Au Liberia, les victimes le réclament depuis plus de 20 ans : la création d'un tribunal spécial pour juger les auteurs des crimes des guerres civiles qui ont fait plus de 250 000 morts. Le Parlement libérien a voté une motion en ce sens, suscitant l'espoir des Libériens de pouvoir enfin être témoins de justice sur leur sol.
Jusqu'ici, ce sont les tribunaux étrangers qui se sont chargés de poursuivre les anciens chefs de guerre. Paris juge d'ailleurs actuellement l'ex-commandant rebelle Kunti Kamara en appel. Désormais, cette tâche pourrait revenir au Liberia lui-même, grâce à la motion adoptée mardi, qui alimente à la fois l'espoir et le doute.
La création d'une telle juridiction, Maxson Kpakio, militant des droits de l'homme, l'attend depuis 2009. En cette année, la Commission de vérité et réconciliation avait publié un rapport recommandant de poursuivre les auteurs de crimes contre l'humanité. Recommandation restée lettre morte. Avec la motion adoptée par le Parlement libérien, l'espoir de justice renaît pour Maxson Kpakio, qui a perdu son oncle durant la première guerre civile, dans la région de Lofa, l'une des régions les plus martyrisées.
« L'une des factions belligérantes a tenté de recruter mon oncle, mais il a refusé. Il a dit que sa religion ne lui permettait pas de tuer, raconte Maxson Kpakio. Ils l'ont attaché, lui ont bandé les yeux et l'ont torturé. Ils l'ont plongé dans de l'eau bouillante et c'est ainsi qu'il a été tué, simplement parce qu'il avait refusé de participer à la guerre. »

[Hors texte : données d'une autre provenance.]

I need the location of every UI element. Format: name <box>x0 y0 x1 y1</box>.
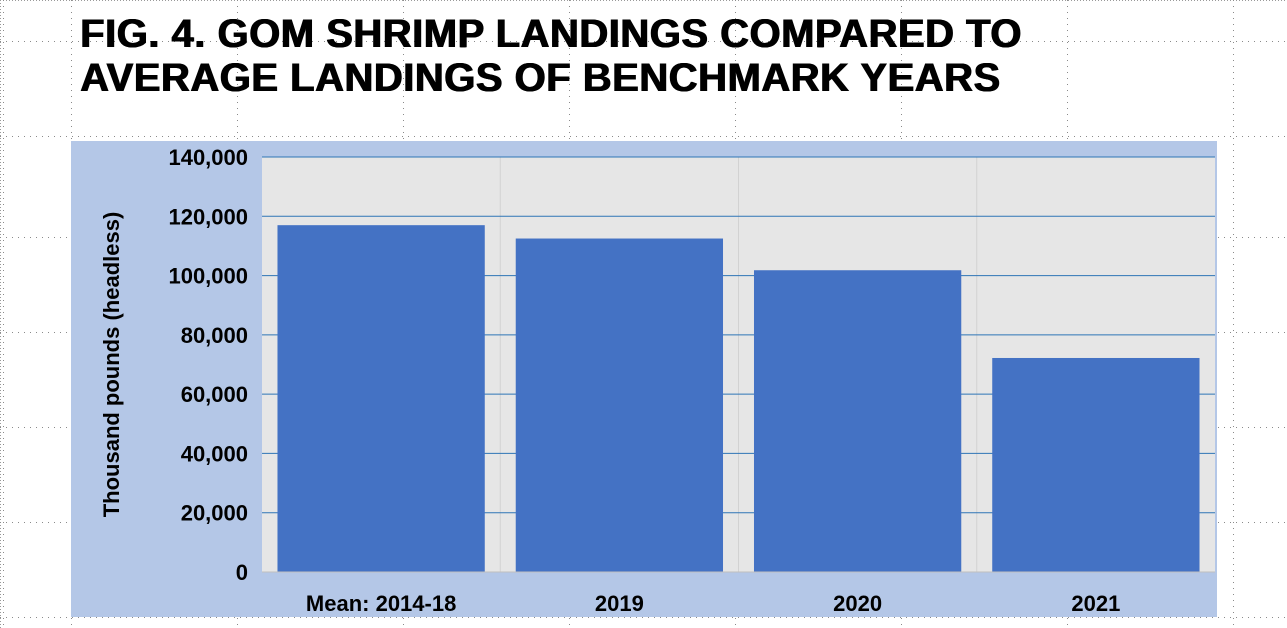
x-tick-label: 2021 <box>1071 591 1120 616</box>
bar-0 <box>277 225 485 572</box>
y-tick-label: 140,000 <box>168 145 248 170</box>
x-tick-label: 2020 <box>833 591 882 616</box>
y-tick-label: 20,000 <box>181 501 248 526</box>
y-tick-label: 60,000 <box>181 382 248 407</box>
bar-2 <box>753 270 962 572</box>
bar-chart: 0 20,000 40,000 60,000 80,000 100,000 120,000 1… <box>99 145 1215 616</box>
y-tick-label: 0 <box>236 560 248 585</box>
bars <box>277 225 1200 572</box>
y-tick-label: 100,000 <box>168 264 248 289</box>
chart-title: FIG. 4. GOM SHRIMP LANDINGS COMPARED TO … <box>80 12 1230 100</box>
x-tick-labels: Mean: 2014-18 2019 2020 2021 <box>306 591 1120 616</box>
x-tick-label: 2019 <box>595 591 644 616</box>
chart-title-line-2: AVERAGE LANDINGS OF BENCHMARK YEARS <box>80 56 1001 100</box>
y-tick-label: 40,000 <box>181 441 248 466</box>
chart-title-line-1: FIG. 4. GOM SHRIMP LANDINGS COMPARED TO <box>80 12 1022 56</box>
y-tick-labels: 0 20,000 40,000 60,000 80,000 100,000 120,000 1… <box>168 145 248 585</box>
y-tick-label: 80,000 <box>181 323 248 348</box>
x-tick-label: Mean: 2014-18 <box>306 591 456 616</box>
bar-3 <box>992 357 1200 572</box>
chart-frame: 0 20,000 40,000 60,000 80,000 100,000 120,000 1… <box>71 141 1217 617</box>
bar-1 <box>515 238 724 572</box>
y-tick-label: 120,000 <box>168 204 248 229</box>
y-axis-label: Thousand pounds (headless) <box>99 212 124 518</box>
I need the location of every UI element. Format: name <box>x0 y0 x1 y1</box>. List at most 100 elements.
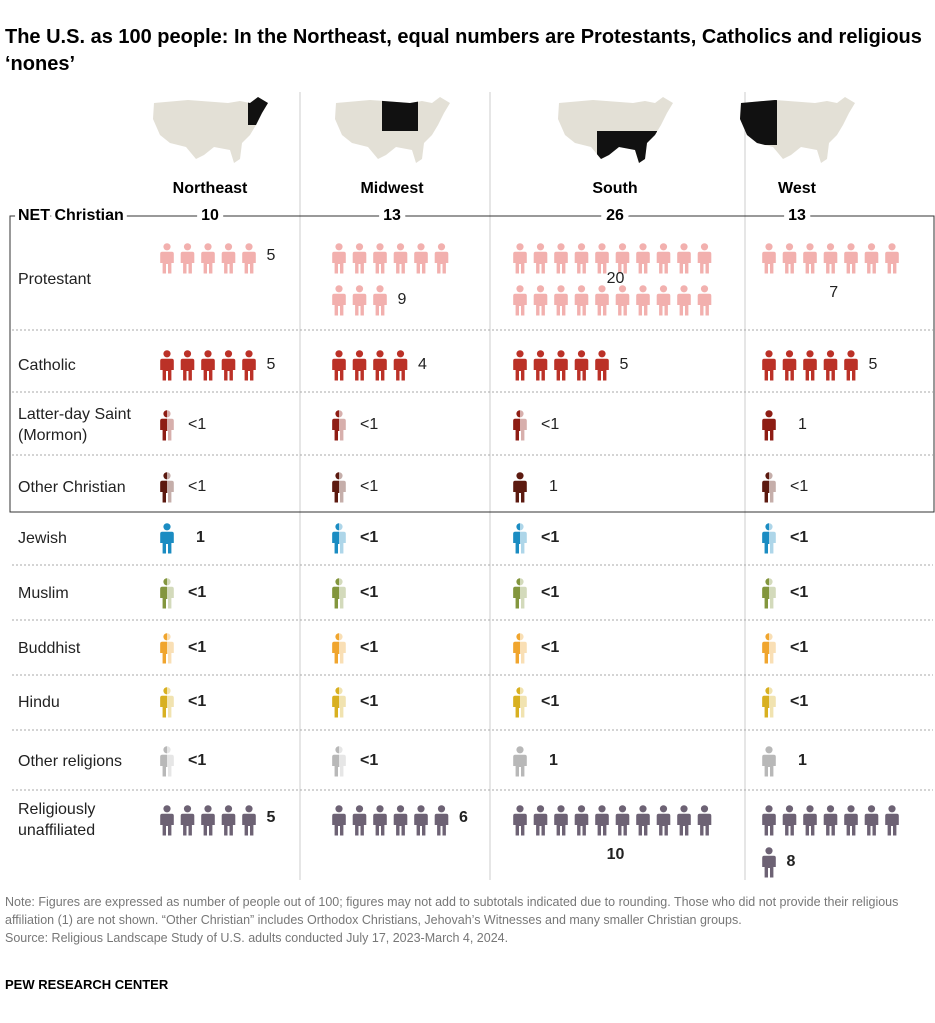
icon <box>844 805 858 836</box>
value-label: <1 <box>541 584 559 601</box>
value-label: 7 <box>829 284 838 301</box>
icon <box>595 805 609 836</box>
row-label: Buddhist <box>18 639 81 657</box>
icon <box>823 350 838 381</box>
partial-icon <box>762 472 776 503</box>
value-label: <1 <box>790 529 808 546</box>
icon <box>242 350 256 381</box>
icon <box>352 805 367 836</box>
row-label: Other Christian <box>18 478 126 496</box>
column-header: West <box>778 180 817 197</box>
icon <box>574 243 589 274</box>
icon <box>885 805 899 836</box>
icon <box>697 285 712 316</box>
icon <box>434 805 449 836</box>
partial-icon <box>332 523 346 554</box>
value-label: <1 <box>188 584 206 601</box>
value-label: 6 <box>459 809 468 826</box>
region-map <box>335 97 450 163</box>
icon <box>513 285 527 316</box>
value-label: 20 <box>607 270 625 287</box>
value-label: <1 <box>360 478 378 495</box>
icon <box>823 243 838 274</box>
value-label: <1 <box>188 693 206 710</box>
icon <box>636 243 650 274</box>
icon <box>656 243 671 274</box>
value-label: <1 <box>188 478 206 495</box>
partial-icon <box>332 633 346 664</box>
row-label: Jewish <box>18 529 67 547</box>
icon <box>160 350 174 381</box>
icon <box>160 243 174 274</box>
icon <box>160 523 174 554</box>
value-label: 1 <box>798 416 807 433</box>
icon <box>803 350 817 381</box>
icon <box>864 805 879 836</box>
value-label: 5 <box>869 356 878 373</box>
icon <box>574 285 589 316</box>
icon <box>373 350 387 381</box>
partial-icon <box>513 410 527 441</box>
icon <box>823 805 838 836</box>
icon <box>221 243 236 274</box>
icon <box>844 350 858 381</box>
icon <box>373 243 387 274</box>
value-label: 5 <box>620 356 629 373</box>
region-map <box>558 97 673 163</box>
value-label: <1 <box>360 752 378 769</box>
icon <box>762 410 776 441</box>
region-map <box>153 97 268 163</box>
icon <box>656 805 671 836</box>
value-label: <1 <box>790 584 808 601</box>
icon <box>180 350 195 381</box>
icon <box>697 243 712 274</box>
icon <box>242 243 256 274</box>
icon <box>201 243 215 274</box>
icon <box>803 243 817 274</box>
icon <box>180 805 195 836</box>
icon <box>434 243 449 274</box>
icon <box>762 243 776 274</box>
icon <box>242 805 256 836</box>
partial-icon <box>762 523 776 554</box>
icon <box>677 243 691 274</box>
icon <box>513 472 527 503</box>
icon <box>221 805 236 836</box>
icon <box>782 350 797 381</box>
icon <box>533 805 548 836</box>
icon <box>201 805 215 836</box>
partial-icon <box>332 687 346 718</box>
map <box>558 97 673 163</box>
icon <box>373 285 387 316</box>
row-label: Catholic <box>18 356 76 374</box>
partial-icon <box>160 746 174 777</box>
icon <box>595 243 609 274</box>
icon <box>864 243 879 274</box>
partial-icon <box>332 578 346 609</box>
icon <box>373 805 387 836</box>
icon <box>414 243 428 274</box>
value-label: 1 <box>798 752 807 769</box>
icon <box>221 350 236 381</box>
icon <box>393 350 408 381</box>
icon <box>782 805 797 836</box>
value-label: <1 <box>360 584 378 601</box>
icon <box>533 285 548 316</box>
icon <box>332 805 346 836</box>
net-label: NET Christian <box>18 207 124 224</box>
icon <box>352 350 367 381</box>
icon <box>636 285 650 316</box>
value-label: <1 <box>541 529 559 546</box>
icon <box>414 805 428 836</box>
row-label: Religiously unaffiliated <box>18 801 96 839</box>
icon <box>393 805 408 836</box>
icon <box>677 285 691 316</box>
icon <box>615 243 630 274</box>
net-value: 13 <box>383 207 401 224</box>
icon <box>513 746 527 777</box>
value-label: 5 <box>267 809 276 826</box>
icon <box>844 243 858 274</box>
icon <box>762 805 776 836</box>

Il avait 16 ans lorsque son oncle a été torturé et tué par le groupe rebelle Ulimo. Il se dit prêt à aller jusqu'au bout pour obtenir justice : « Je ressens encore la douleur de la mort de mon oncle, aujourd'hui. Tant que je n'aurai pas obtenu justice, tant que je ne pourrai pas me tenir devant un tribunal et demander à la personne responsable "pourquoi vous avez fait ça ?", je ne connaîtrai pas la paix. Et beaucoup de gens ont été massacrés, dans mon district de Foya, dans la région de Lofa. Mon âme ne reposera pas en paix tant que les gens ne paieront pas le prix de leurs crimes. »
Un cadre juridique à préciser
Le Liberia n'a jamais condamné aucun de ses bourreaux. La plupart des anciens chefs de guerre occupent d'ailleurs des postes-clé, nourrissant le sentiment d'impunité. Si le Parlement fait un pas vers la justice, Oscar Bloh, avocat, a ses doutes : « La loi doit être claire : quelle sera la juridiction de ce tribunal ? Sera-t-il composé de juges libériens ou de juges internationaux ? Qu'en est-il de la protection des témoins ? Le Liberia est sur le point d'entreprendre une tâche énorme et nous devons nous assurer que le cadre juridique est conforme. »
La motion doit désormais être débattue par le Sénat avant d'être transmise au président Joseph Boakai. Ce dernier avait promis de lutter contre l'impunité durant sa campagne électorale. Une perspective mise en doute par les analystes, en raison de sa proximité avec le puissant chef de guerre et sénateur, Prince Johnson.